La salariée bénéficie-t-elle d'un congé en cas de deuil périnatal au Luxembourg ?
Réponse courte
Le Code du travail luxembourgeois ne prévoit pas de congé dénommé « congé de deuil périnatal ». L'art. L.233-16 accorde toutefois un congé extraordinaire de 5 jours ouvrables en cas de décès d'un enfant mineur (point 8), applicable aux deux parents salariés lorsque l'enfant est né vivant puis décédé.
En cas d'incapacité de travail consécutive, le régime maladie de l'art. L.121-6 s'ajoute, avec une protection contre le licenciement jusqu'à 26 semaines. Si le décès survient avant la naissance (mort in utero), la salariée relève du régime de fausse couche, soit l'arrêt maladie sur certificat médical. La protection renforcée de l'art. L.337-1 reste applicable si la grossesse avait été notifiée. Les conventions collectives peuvent prévoir des dispositions plus favorables.
Définition
Le deuil périnatal désigne la perte d'un enfant survenant pendant la grossesse avancée, lors de l'accouchement ou dans les premiers jours de vie. En droit luxembourgeois du travail, il n'existe pas de catégorie juridique autonome ; la situation relève du congé extraordinaire pour décès d'un enfant mineur et, le cas échéant, du régime de l'incapacité de travail pour maladie.
Conditions d’exercice
Le régime applicable varie selon le moment du décès et le statut de la grossesse.
| Situation | Droits applicables |
|---|---|
| Décès d'un enfant né vivant | 5 jours ouvrables de congé extraordinaire (art. L.233-16, point 8) |
| Mort foetale in utero | Arrêt maladie sur certificat médical (art. L.121-6) |
| Incapacité de travail consécutive | Protection contre le licenciement jusqu'à 26 semaines |
| Grossesse notifiée à l'employeur | Protection renforcée art. L.337-1 maintenue |
| Convention collective plus favorable | Jours supplémentaires ou accompagnement selon la CCT applicable |
Modalités pratiques
La salariée doit informer l'employeur et fournir les justificatifs appropriés selon la situation.
| Démarche | Détail |
|---|---|
| Information de l'employeur | Prévenir le jour même de l'absence, oralement ou par écrit |
| Justificatif pour congé extraordinaire | Produire un acte de décès de l'enfant |
| Certificat médical | Fournir dans les 3 jours si incapacité de travail complémentaire |
| Déclaration CNS | Transmettre le certificat à la CNS pour indemnisation en cas d'arrêt maladie |
| Retour au travail | Prévoir un entretien de reprise avec le service RH |
Pratiques et recommandations
Accorder systématiquement le congé extraordinaire sans exiger de justificatif immédiat, le document officiel pouvant être produit ultérieurement.

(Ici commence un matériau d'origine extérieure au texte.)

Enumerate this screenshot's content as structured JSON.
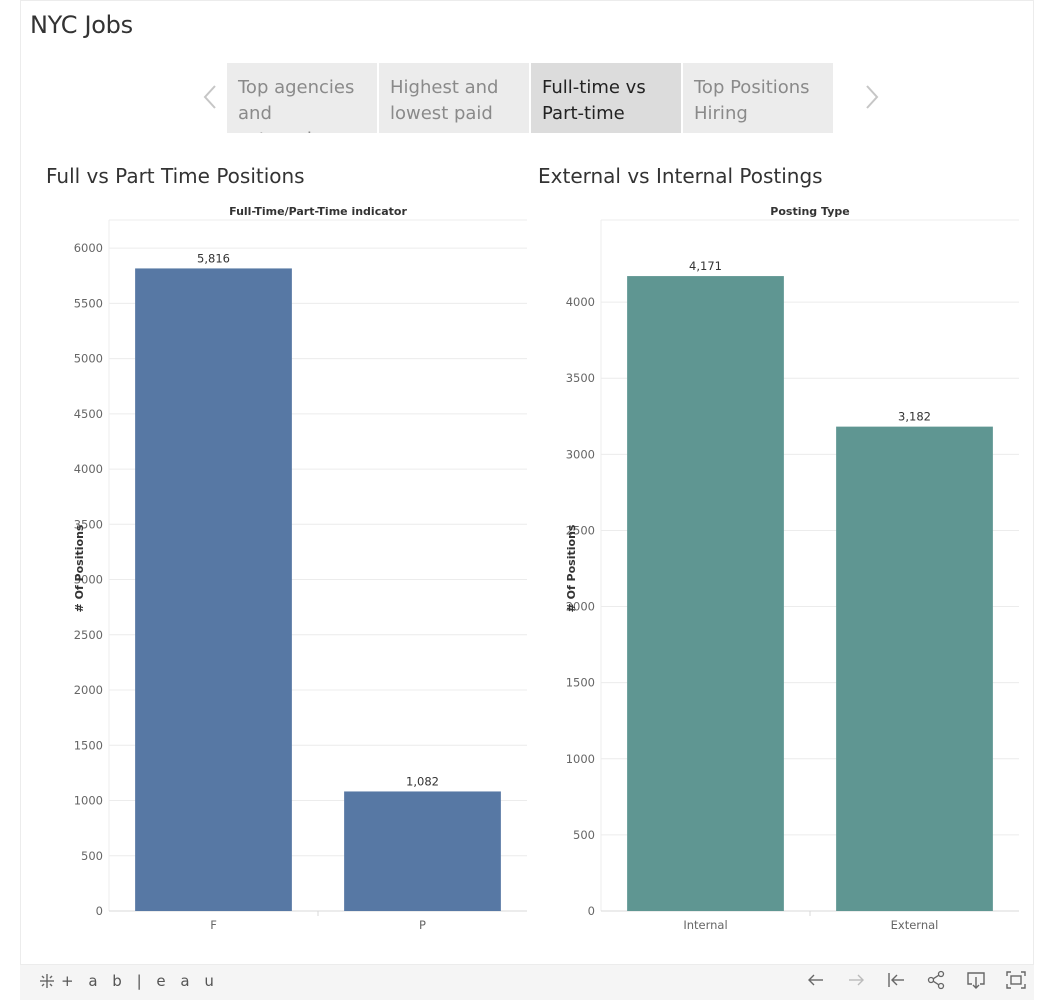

Orienter la salariée vers un soutien psychologique par le biais du médecin du travail ou d'un dispositif d'accompagnement interne.
Sensibiliser l'encadrement direct aux enjeux du deuil périnatal pour éviter toute maladresse lors du retour de la salariée.
Adapter les conditions de reprise si nécessaire, en concertation avec le médecin du travail et la salariée.
Cadre juridique
| Référence | Objet |
|---|---|
| Art. L.233-16, point 8 | Congé extraordinaire de 5 jours pour décès d'un enfant mineur |
| Art. L.121-6 | Incapacité de travail pour maladie : obligations et protection |
| Art. L.337-1 | Protection contre le licenciement pendant la grossesse |
| Art. L.338-2 | Maladie résultant de la grossesse |
Note
Le congé extraordinaire pour décès d'un enfant mineur est rémunéré par l'employeur. En cas d'arrêt maladie prolongé, l'indemnisation passe à la CNS après la période de maintien du salaire. Certaines conventions collectives offrent des dispositions plus généreuses qu'il convient de vérifier.